Ich nicke ihr wortlos zu und dann hat sie mein Büro auch schon wieder verlassen.
Seufzend falte ich den Scheck und lasse ihn auf meinen Schreibtisch fallen. Nachdem ich mir eine Zigarette angeraucht habe, stehe ich beim Fenster und sehe mir die Lichter der Stadt unter mir an. Ich kann nicht anders, als an vorhin zu denken. Irgendwie freue ich mich darüber, dass er bei Natalie landen konnte. Es ist nicht mein Job zu urteilen. Ich helfe aus, wenn ich kann.

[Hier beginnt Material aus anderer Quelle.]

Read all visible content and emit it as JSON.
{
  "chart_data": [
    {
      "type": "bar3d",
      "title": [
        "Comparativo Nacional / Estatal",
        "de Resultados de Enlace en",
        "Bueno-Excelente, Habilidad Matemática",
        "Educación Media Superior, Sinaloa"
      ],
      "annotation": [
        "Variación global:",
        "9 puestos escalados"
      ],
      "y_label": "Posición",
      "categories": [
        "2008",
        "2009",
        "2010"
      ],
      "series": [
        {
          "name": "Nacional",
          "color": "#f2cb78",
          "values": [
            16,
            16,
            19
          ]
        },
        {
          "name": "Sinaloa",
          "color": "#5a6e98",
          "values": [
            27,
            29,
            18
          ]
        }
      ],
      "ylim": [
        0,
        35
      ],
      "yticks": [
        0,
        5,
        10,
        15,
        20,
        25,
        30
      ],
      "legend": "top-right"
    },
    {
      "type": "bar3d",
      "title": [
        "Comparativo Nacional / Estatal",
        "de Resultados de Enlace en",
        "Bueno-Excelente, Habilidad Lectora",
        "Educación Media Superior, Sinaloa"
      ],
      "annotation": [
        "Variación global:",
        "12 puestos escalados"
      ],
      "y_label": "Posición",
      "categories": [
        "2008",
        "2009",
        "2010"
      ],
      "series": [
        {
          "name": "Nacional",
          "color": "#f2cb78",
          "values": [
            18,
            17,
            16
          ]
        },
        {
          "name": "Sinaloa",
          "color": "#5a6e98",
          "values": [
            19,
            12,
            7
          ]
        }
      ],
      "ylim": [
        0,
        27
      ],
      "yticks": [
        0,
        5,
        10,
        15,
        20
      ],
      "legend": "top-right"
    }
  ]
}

Ich erinnere mich daran, wie ich seiner Sache etwas nachgeholfen habe. Natalie hat sich ja nicht einfach so von ihrem Exfreund getrennt. Das ist nun schon mehrere Monate her. Während ich überlege, ob es unrecht war, diese Tatsache für mich zu behalten, klingelt mein Telefon.
Ich mache meine Zigarette aus und setze mich in meinen Drehstuhl. Während ich mich frage, was für ein neuer Auftrag mich erwartet, ziehe ich die blutgetränkten Taschentücher aus meiner Nase und werfe sie in den Papierkorb.